The amount of rent due depends on the agreement (lease) between the landlord and the tenant. A demand for rent due and interest can be combined with a complaint for forcible entry and detainer (the statutory eviction process), but requires proper service of statutory notices for validity. American Management Consultant v. Carter, 915 N.E.2d 411, 333 Ill.Dec. 605, 392 Ill. App.3d 39 (Ill. App., 2009)

The landlord has the option of suing for rent due as it becomes due, or suing for the whole amount plus lease penalties once the term of the lease is over, Miner v. Fashion Enterprises, Inc., 794 N.E.2d 902, 342 Ill. App.3d 405, 276 Ill.Dec. 652 (Ill. App., 2003).

B.4.b. Penalty Clauses

Lease provisions that permit penalties may be unenforceable. Examples may be late charges unrelated to the landlord’s actual cost of seeking the rent due. Builder’s Concrete Co. v.
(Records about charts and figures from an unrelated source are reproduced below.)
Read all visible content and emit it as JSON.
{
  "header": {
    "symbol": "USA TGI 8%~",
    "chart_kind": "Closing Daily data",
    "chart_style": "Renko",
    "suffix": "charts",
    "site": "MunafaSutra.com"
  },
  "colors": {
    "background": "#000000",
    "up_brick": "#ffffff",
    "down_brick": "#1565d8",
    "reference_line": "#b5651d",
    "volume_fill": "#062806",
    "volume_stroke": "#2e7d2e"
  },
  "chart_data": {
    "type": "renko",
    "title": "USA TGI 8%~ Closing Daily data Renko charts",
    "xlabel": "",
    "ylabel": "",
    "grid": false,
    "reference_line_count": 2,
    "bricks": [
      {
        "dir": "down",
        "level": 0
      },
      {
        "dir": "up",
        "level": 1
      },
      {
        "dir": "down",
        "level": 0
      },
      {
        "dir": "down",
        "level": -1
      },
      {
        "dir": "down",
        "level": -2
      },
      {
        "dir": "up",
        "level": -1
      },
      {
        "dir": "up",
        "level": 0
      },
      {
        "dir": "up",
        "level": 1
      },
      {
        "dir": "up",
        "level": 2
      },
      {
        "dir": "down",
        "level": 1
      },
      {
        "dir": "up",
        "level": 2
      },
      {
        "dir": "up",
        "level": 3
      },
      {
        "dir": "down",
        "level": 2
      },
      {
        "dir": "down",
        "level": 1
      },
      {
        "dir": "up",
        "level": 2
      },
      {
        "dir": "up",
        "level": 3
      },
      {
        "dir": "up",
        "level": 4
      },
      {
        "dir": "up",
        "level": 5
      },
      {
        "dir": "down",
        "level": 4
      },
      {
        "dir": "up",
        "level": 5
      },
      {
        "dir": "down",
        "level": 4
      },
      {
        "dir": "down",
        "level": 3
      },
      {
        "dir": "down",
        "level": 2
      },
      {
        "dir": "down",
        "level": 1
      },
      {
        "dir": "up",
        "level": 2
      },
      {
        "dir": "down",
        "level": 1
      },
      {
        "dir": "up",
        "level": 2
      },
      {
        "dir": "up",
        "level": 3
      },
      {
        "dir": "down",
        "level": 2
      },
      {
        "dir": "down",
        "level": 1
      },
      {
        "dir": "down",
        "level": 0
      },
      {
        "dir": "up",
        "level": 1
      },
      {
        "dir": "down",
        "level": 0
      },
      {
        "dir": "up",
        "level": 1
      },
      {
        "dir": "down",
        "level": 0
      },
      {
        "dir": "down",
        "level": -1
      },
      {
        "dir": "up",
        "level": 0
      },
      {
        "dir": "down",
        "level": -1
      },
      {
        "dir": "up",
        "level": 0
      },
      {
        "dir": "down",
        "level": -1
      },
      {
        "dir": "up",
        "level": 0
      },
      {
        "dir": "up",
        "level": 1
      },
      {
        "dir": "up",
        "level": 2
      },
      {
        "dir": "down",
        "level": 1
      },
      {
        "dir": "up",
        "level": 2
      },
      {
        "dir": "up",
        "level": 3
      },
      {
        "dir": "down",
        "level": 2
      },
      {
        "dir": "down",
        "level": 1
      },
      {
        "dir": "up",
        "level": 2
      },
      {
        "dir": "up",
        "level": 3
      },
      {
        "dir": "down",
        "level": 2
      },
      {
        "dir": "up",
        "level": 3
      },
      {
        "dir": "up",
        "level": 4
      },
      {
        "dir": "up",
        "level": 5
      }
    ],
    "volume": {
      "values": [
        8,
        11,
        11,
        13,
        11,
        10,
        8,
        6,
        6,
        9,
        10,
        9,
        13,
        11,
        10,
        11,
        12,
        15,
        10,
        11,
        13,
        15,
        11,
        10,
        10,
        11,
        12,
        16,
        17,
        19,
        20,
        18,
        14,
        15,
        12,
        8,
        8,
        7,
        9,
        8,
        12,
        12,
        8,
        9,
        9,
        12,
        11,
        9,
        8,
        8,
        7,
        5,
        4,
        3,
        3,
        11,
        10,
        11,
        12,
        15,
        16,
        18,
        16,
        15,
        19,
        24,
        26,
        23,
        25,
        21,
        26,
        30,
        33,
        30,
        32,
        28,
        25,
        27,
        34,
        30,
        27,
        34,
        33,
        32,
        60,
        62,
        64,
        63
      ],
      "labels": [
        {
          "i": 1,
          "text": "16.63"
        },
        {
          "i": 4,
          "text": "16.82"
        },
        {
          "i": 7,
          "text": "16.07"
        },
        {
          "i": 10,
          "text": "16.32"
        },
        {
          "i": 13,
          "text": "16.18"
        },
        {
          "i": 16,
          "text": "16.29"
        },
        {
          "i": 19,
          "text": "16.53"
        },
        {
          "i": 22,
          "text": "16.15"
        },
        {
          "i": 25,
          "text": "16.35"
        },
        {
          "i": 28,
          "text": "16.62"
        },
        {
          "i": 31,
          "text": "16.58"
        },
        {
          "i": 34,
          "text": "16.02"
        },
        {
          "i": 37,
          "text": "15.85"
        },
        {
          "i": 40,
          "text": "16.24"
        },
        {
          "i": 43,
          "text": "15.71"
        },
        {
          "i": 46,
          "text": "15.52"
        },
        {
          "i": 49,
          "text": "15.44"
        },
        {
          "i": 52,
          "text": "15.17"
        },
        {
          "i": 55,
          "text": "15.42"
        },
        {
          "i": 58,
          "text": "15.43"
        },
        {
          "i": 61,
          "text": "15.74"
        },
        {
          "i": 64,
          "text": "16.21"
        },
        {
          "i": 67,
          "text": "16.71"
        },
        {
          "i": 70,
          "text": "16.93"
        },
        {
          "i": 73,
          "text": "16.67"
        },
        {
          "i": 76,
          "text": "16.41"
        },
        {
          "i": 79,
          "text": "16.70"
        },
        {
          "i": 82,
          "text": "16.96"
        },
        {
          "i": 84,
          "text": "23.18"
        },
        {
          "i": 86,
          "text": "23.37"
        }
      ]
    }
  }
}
Fred Fauber and Sons, 58 Ill. App.3d 100, 373 N.E.2d 863, 15 Ill.Dec. 517 (3d Dist. 1978).

Excessive late fees are prohibited by Chicago Residential Landlord and Tenant Ordinance 5-12-140(h) (limiting a late fee to $10 for the first $500 of rent and 5% of any amount over $500). If a landlord attempts to enforce an excessive late fee, the tenant is entitled to two months rent.